Kafka, yok sayılacak kadar az olan arkadaşlarının içinde, en çok sevdiği Max Brod’tan* ölümünden sonra okumadan bütün yazdıklarını yakması vasiyetinde bulunmuştu. 1917’de Verem (Tüberkiloz) hastalığına yakanıp yedi yıl boyunca kan tükürerek öksüren yazar, Viyana yakınlarında bir sanatoryumda 1924 yılında öldü. Dostu Max, karmakarışık bir halde olan binlerce metni vasiyetinine uyarak yakarak yok etmek yerine düzenleyerek yayınlamayı seçti. 1925 yılından itibaren Kafka’nın roman parçalarını yayımlamaya başladı. İleriki 30 yıl içinde bu büyük yazarın yaşamını ve edebi eserlerini bütün dünya tarafından tanınmasını sağladı.

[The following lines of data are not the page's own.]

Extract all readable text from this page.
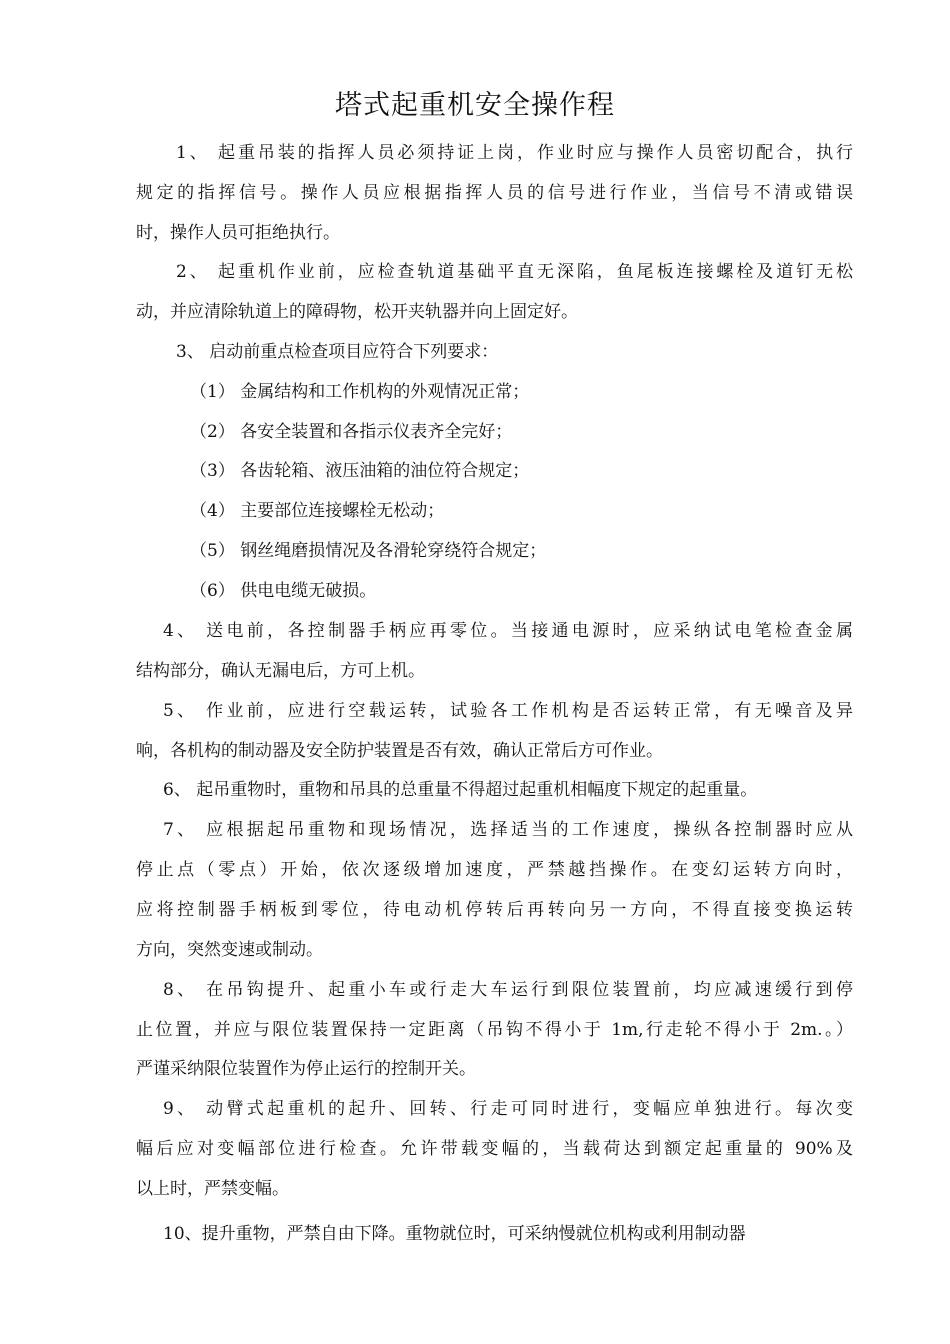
塔式起重机安全操作程
1、 起重吊装的指挥人员必须持证上岗，作业时应与操作人员密切配合，执行
规定的指挥信号。操作人员应根据指挥人员的信号进行作业，当信号不清或错误
时，操作人员可拒绝执行。
2、 起重机作业前，应检查轨道基础平直无深陷，鱼尾板连接螺栓及道钉无松
动，并应清除轨道上的障碍物，松开夹轨器并向上固定好。
3、 启动前重点检查项目应符合下列要求：
（1） 金属结构和工作机构的外观情况正常；
（2） 各安全装置和各指示仪表齐全完好；
（3） 各齿轮箱、液压油箱的油位符合规定；
（4） 主要部位连接螺栓无松动；
（5） 钢丝绳磨损情况及各滑轮穿绕符合规定；
（6） 供电电缆无破损。
4、 送电前，各控制器手柄应再零位。当接通电源时，应采纳试电笔检查金属
结构部分，确认无漏电后，方可上机。
5、 作业前，应进行空载运转，试验各工作机构是否运转正常，有无噪音及异
响，各机构的制动器及安全防护装置是否有效，确认正常后方可作业。
6、 起吊重物时，重物和吊具的总重量不得超过起重机相幅度下规定的起重量。
7、 应根据起吊重物和现场情况，选择适当的工作速度，操纵各控制器时应从
停止点（零点）开始，依次逐级增加速度，严禁越挡操作。在变幻运转方向时，
应将控制器手柄板到零位，待电动机停转后再转向另一方向，不得直接变换运转
方向，突然变速或制动。
8、 在吊钩提升、起重小车或行走大车运行到限位装置前，均应减速缓行到停
止位置，并应与限位装置保持一定距离（吊钩不得小于 1m,行走轮不得小于 2m.。）
严谨采纳限位装置作为停止运行的控制开关。
9、 动臂式起重机的起升、回转、行走可同时进行，变幅应单独进行。每次变
幅后应对变幅部位进行检查。允许带载变幅的，当载荷达到额定起重量的 90%及
以上时，严禁变幅。
10、提升重物，严禁自由下降。重物就位时，可采纳慢就位机构或利用制动器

Geçtiğimiz günlerde Kafka adına İsviçre’de bir bankada bazı kasalar olduğunu ortaya çıkmış. Kasaların içinde ne olduğunu bilinmemekle beraber bazı tüzel kişiler, devlet kurumları ve ticari şirketler, bu kasaların içindekiler üzerinde kıyasıya bir hukuk savaşı ile yasal hak iddia etmeye başlayor.
Kulağa hayli Kafkaesk bir roman gibi gelen bu olay örgüsünün odağında bizzat Franz Kafka’nın kendisi ve Zürih’teki bir bankada tutulan dört kasa var. Bu kasalarda Kafka’nın el yazması metin ve çizimlerinin olduğu sanılıyor. Ve bu belgelerin kendilerine annelerinden miras kaldığını söyleyen yetmişlerindeki iki kadın ile kasadakilerin kültürel mirasının bir parçası olduğunu iddia eden İsrail hükümeti arasında yıllardır çetin bir yasal mücadele sürüyor. Kasalar önceki gün bir Kafka uzmanı tarafından açıldı, içindekiler incelendi. Peki kasalardan acaba Kafka’ya ait basılmamış bir eser çıkmış olabilir mi?
*Max Brod (27 Mayıs 1884 Prag – 20 Aralık 1968 Tel Aviv), Yahudi kökenli Alman yazar, bestekar ve gazetecidir. Şu anda Çek Cumhuriyetinin başkenti olan, fakat o zamanlar Avusturya-Macaristan’ın Bohemya bölgesine bağlı olan Prag’da doğmuştur. Üretken bir yazar olmasına rağmen daha çok Franz Kafka’nın yakın arkadaşı, biyograficisi ve kitaplarını yayınlayan kişi olarak tanınmaktadır.
Ölünce Prag Yahudi mezarlığında kafka’nın mezarının hemen karşında gömülmüştür.